Food plays a major part in the Passover endeavor to re-enact the past. Like the student who tastes hardtack in her high school history class, Jews at Passover eat matzah—not too different from hardtack, in fact—to experience the bread of slavery. Horseradish elicits the tears and the bitterness of slavery, and a sweet dish embodies the contrast of freedom. In addition to food, participants at the Seder eat while reclining to re-enact the luxury and sweetness of freedom, and Passover songs and prayers always use the dreaded “we”—anathema to historians—repeating “we were slaves in the land of Egypt.” Over several centuries of diaspora, Jews have created countless new Passover rituals, all designed to re-create the past. The Freedom Seders of Civil Rights Movement, and contemporary Labor Seders or Palestinian Solidarity Seders all represent an attempt to bring the past to life by recasting it as part of an urgent present.

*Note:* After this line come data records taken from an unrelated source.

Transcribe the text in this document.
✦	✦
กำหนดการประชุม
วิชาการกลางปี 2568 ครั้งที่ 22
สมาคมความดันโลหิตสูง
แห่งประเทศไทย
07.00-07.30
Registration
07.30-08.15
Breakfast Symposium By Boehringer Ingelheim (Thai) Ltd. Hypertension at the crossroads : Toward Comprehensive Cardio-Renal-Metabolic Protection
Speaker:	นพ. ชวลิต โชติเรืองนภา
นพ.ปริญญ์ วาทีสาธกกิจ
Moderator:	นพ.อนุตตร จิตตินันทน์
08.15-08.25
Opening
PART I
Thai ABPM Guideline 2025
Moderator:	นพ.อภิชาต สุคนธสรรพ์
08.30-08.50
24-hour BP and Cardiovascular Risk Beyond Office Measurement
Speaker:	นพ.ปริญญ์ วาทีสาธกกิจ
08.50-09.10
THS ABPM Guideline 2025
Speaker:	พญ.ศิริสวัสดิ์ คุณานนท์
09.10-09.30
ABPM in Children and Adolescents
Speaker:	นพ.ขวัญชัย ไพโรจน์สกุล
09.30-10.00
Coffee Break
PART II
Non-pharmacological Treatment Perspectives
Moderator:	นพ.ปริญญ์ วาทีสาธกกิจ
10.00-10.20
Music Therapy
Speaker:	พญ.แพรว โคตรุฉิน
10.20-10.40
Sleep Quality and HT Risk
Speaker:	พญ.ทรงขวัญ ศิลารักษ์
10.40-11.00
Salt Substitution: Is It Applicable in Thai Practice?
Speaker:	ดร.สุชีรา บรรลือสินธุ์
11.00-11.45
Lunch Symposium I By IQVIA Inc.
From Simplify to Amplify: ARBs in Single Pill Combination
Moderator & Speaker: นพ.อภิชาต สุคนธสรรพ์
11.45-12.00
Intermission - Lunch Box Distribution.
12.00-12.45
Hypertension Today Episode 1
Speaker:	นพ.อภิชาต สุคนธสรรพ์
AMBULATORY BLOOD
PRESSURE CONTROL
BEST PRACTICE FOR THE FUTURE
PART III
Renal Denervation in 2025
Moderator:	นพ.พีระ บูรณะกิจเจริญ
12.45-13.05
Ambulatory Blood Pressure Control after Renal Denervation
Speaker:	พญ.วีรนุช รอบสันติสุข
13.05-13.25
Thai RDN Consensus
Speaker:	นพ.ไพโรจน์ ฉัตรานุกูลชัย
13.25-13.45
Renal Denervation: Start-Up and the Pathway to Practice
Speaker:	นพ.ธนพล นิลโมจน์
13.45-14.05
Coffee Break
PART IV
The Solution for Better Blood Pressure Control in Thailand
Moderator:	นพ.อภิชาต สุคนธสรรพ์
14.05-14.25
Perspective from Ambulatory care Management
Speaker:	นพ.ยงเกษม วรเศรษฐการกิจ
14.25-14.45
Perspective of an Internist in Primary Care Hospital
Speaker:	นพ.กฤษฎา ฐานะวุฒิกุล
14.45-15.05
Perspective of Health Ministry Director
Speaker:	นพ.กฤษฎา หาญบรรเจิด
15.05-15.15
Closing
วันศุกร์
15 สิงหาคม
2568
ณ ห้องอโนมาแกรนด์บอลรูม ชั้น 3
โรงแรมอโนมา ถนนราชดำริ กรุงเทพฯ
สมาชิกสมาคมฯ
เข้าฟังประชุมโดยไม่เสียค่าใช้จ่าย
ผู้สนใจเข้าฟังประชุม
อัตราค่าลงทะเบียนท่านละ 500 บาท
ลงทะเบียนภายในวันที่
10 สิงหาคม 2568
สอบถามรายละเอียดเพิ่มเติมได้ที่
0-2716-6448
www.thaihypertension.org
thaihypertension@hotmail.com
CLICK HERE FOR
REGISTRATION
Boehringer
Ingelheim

Skeptics may be right to point out that the past remains in accessible, both to historians and to Jews carefully performing every last Passover ritual. But students of history and the philosophy of history should ask what, exactly, if not the “actual” past, is re-enacted or created through the Passover rituals aimed at accessing the past. For the Seder suggests a unique philosophy of the human relationship to history, and reflects a longing to access something that transcends time. Passover can be an occasion for liberation from the bonds of vulgar historicism, if historians remember that our subjects, from Michelet to Mumford to everyone sitting around a Seder table, often believe they can access a space outside time.